監視されながら歩くのは落ち着かないが、見つからないよう気をつけながら町に入る必要もなさそうだ。
不本意だがエクソシストたちの最優先事項がオズマ討伐であるように、私にとっての最優先事項は主の安否の確認だ。
主、どうかご無事でいてください。
◆―――――――――◆
【side:スカーレット】
―――――――――――
「スカーレット殿、本当によろしかったのですか?」
話がまとまり、ディアが町に向かって歩き始めた頃、離れた位置にいるプルームはスカーレットに話しかけていた。プルームもこうなったのは苦肉の策であるのは理解していたし、諸々の事情を考えると全ての問題解決にはこの方法が良いのはなんとなく分かっていた。

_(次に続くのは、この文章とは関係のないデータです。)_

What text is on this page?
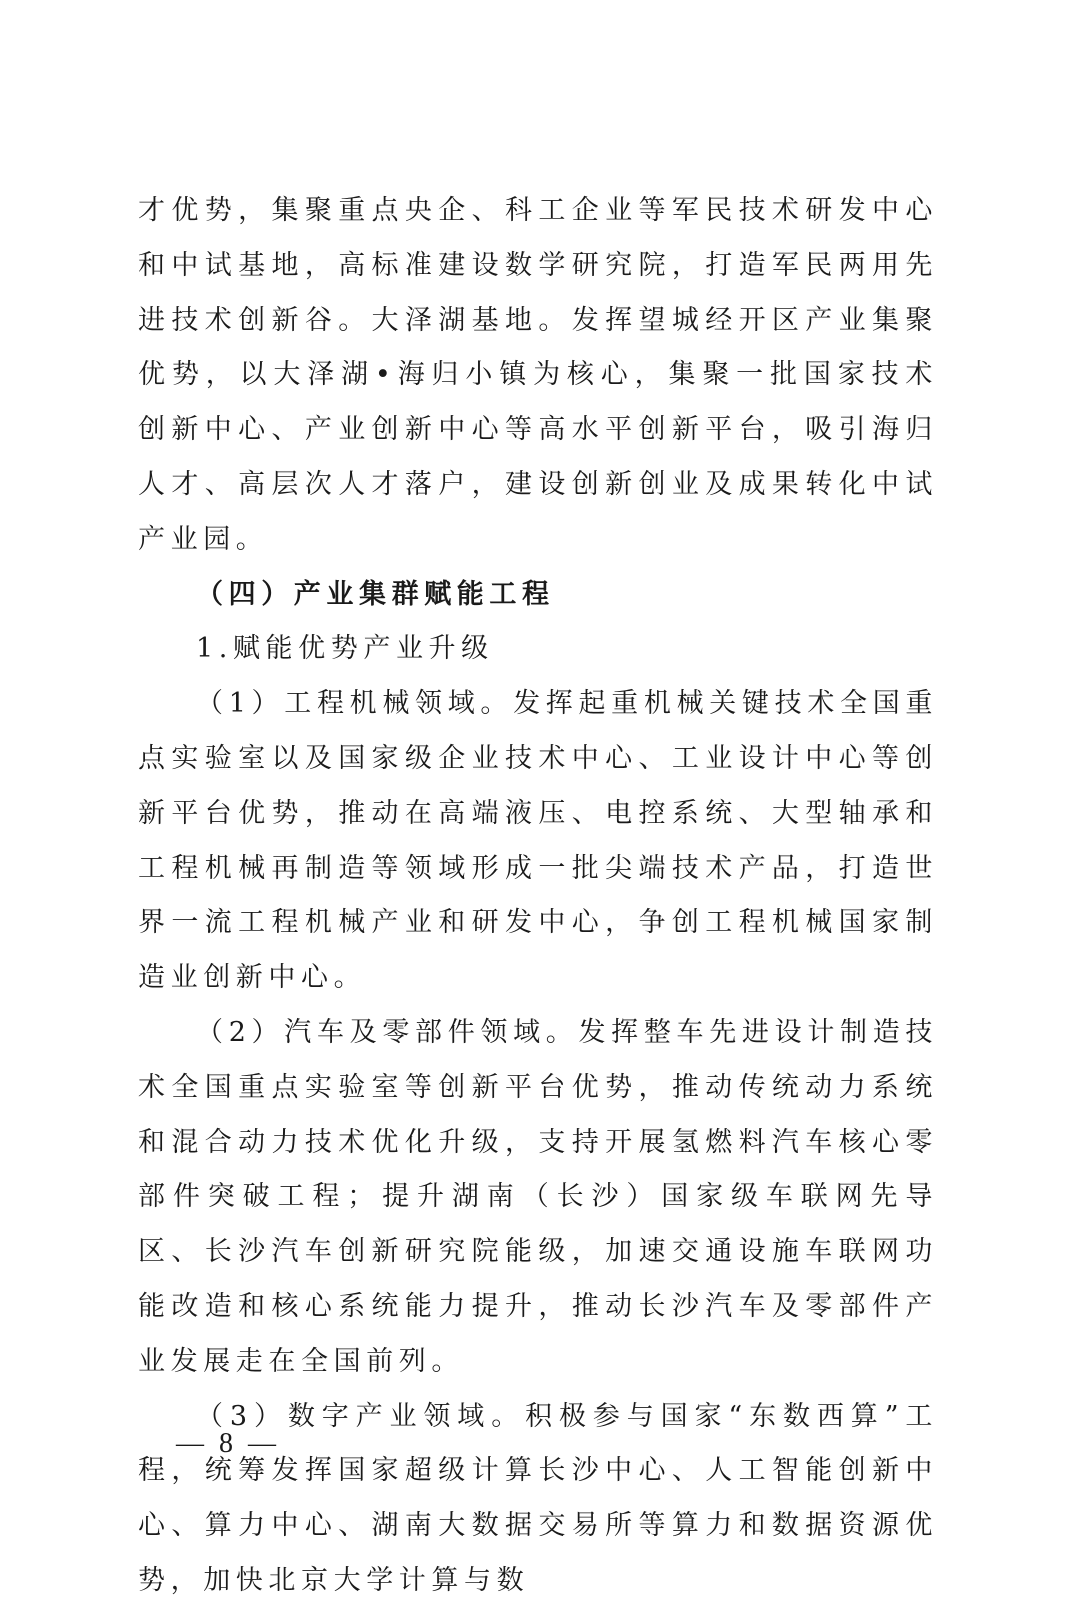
才优势，集聚重点央企、科工企业等军民技术研发中心和中试基地，高标准建设数学研究院，打造军民两用先进技术创新谷。大泽湖基地。发挥望城经开区产业集聚优势，以大泽湖•海归小镇为核心，集聚一批国家技术创新中心、产业创新中心等高水平创新平台，吸引海归人才、高层次人才落户，建设创新创业及成果转化中试产业园。

（四）产业集群赋能工程

1.赋能优势产业升级

（1）工程机械领域。发挥起重机械关键技术全国重点实验室以及国家级企业技术中心、工业设计中心等创新平台优势，推动在高端液压、电控系统、大型轴承和工程机械再制造等领域形成一批尖端技术产品，打造世界一流工程机械产业和研发中心，争创工程机械国家制造业创新中心。

（2）汽车及零部件领域。发挥整车先进设计制造技术全国重点实验室等创新平台优势，推动传统动力系统和混合动力技术优化升级，支持开展氢燃料汽车核心零部件突破工程；提升湖南（长沙）国家级车联网先导区、长沙汽车创新研究院能级，加速交通设施车联网功能改造和核心系统能力提升，推动长沙汽车及零部件产业发展走在全国前列。

（3）数字产业领域。积极参与国家“东数西算”工程，统筹发挥国家超级计算长沙中心、人工智能创新中心、算力中心、湖南大数据交易所等算力和数据资源优势，加快北京大学计算与数

— 8 —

だがやはり、悪魔が嘘をついている可能性を拭えなかった。
「プルーム、お前あの変態を悪魔だと見抜けなかったな」
「は、はい。お恥ずかしながら…そしておそらくクロノアとリザも気付かなかったかと」
「私も確信があったわけではない。勘に近い。聖水がなければ見逃していただろう。…プルーム、正体に気付けない悪魔とはどんなものだと思う?」
スカーレットの質問の意図が理解出来ないプルームはポカンと口を開いた。
そして顎に手を添え、しばらく考え込む。
「人間に擬態している悪魔、もしくは魔力のない、人間に近い本当に弱い悪魔とか…?」
「そうだ。99%以上それだろう。だが本当に稀に例外というものが存在する」
「例外?」
「ああ、もし擬態や人間に近い悪魔なら、油断せず背後をとっている状態なら我々でもすぐ対処できる。だが…」
スカーレットは何やら言い淀んでいる。どうかこの最悪な想像が杞憂であることを願って。